And now Herries, who had found an advocate, became his own accuser.
'That you can forgive me this long and cruel silence is impossible,' said the man who had hitherto held himself so proudly blameless.
'Nay, there's nothing to forgive in you,' said the fond woman, who held him blameless still. 'Do you think I did not know you?' she went on softly. 'I knew that you, being you, must have acted as you did. And I said to myself I would abide by your action, whatever it was, for I knew it would be just!'
'If it was not my action that was sorely wrong,' said Herries, in his new contrition, 'then it was something deeper. 'Twas my heart and nature that erred; to doubt yon was a cold-hearted, an abominable crime!' But Alison only smiled.
'If you had erred,' she said, 'it might have been easier for me, for then I might have found some comfort in thinking you unworthy. But no, I would not, for all the world, have had it so! I'd rather have borne the hardness of our parting than that!'
'Was it—was it so very hard—to you?' whispered Herries.

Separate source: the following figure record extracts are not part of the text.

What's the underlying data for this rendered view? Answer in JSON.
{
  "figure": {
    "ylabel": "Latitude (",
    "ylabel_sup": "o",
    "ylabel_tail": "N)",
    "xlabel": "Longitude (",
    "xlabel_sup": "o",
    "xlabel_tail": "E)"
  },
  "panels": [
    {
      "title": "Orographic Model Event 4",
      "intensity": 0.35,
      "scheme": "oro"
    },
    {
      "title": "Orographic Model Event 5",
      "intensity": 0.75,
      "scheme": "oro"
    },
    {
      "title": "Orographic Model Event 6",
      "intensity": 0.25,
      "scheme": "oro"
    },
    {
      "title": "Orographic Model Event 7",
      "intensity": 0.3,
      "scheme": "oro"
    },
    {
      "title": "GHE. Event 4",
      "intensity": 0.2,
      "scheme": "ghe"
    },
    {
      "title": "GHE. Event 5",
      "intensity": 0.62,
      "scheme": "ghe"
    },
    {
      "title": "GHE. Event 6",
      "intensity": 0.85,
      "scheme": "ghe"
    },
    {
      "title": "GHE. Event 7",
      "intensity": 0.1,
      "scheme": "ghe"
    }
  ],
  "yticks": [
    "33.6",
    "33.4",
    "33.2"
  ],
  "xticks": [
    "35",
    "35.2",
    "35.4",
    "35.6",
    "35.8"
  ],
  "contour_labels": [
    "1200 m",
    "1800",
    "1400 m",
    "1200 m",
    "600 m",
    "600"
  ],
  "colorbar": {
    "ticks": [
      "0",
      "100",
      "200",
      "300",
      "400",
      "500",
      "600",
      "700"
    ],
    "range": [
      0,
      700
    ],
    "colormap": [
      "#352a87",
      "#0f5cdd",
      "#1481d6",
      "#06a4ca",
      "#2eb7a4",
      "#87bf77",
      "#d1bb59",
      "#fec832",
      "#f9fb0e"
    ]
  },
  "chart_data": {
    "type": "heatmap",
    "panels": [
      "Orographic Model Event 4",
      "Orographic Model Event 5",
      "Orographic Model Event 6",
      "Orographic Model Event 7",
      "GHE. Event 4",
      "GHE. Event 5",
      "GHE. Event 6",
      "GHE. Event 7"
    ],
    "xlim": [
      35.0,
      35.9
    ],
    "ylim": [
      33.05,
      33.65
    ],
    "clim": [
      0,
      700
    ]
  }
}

'Is it hard when the nest and the young ones are torn from the bird, do you think?' said Alison. 'If that is hard, my suffering was like it; for all that I had went from me when I went from you!' Herries sighed, and memory tormented him. He heard the plashing rain upon the pavement—the rain of that night of parting; he saw the white face that Alison turned upon him from the window of the sedan as the chairmen carried her away into the darkness.
'May God pardon me the hardness of my heart,' he said, raising the hat from his head, 'for I'll never forgive myself as long as I live.'
They spoke of Robert Burns, and they spoke of Nancy, unravelling that terrible entanglement of the past. Herries spoke with a new gentleness, and Alison, as she heard him, pressed close to his side.
'You forgive them—you do forgive them—don't you, Archie?' she whispered. 'For, you know, Nancy never dreamed how deeply she injured us, and he—the man—knew not what he did. We cannot be happy if we leave them unforgiven!' Herries did not answer, for his heart was big within him, and in his ears was the sound of a voice, now stilled for ever, pleading for that forgiveness which the sweet woman at his side now urged upon him.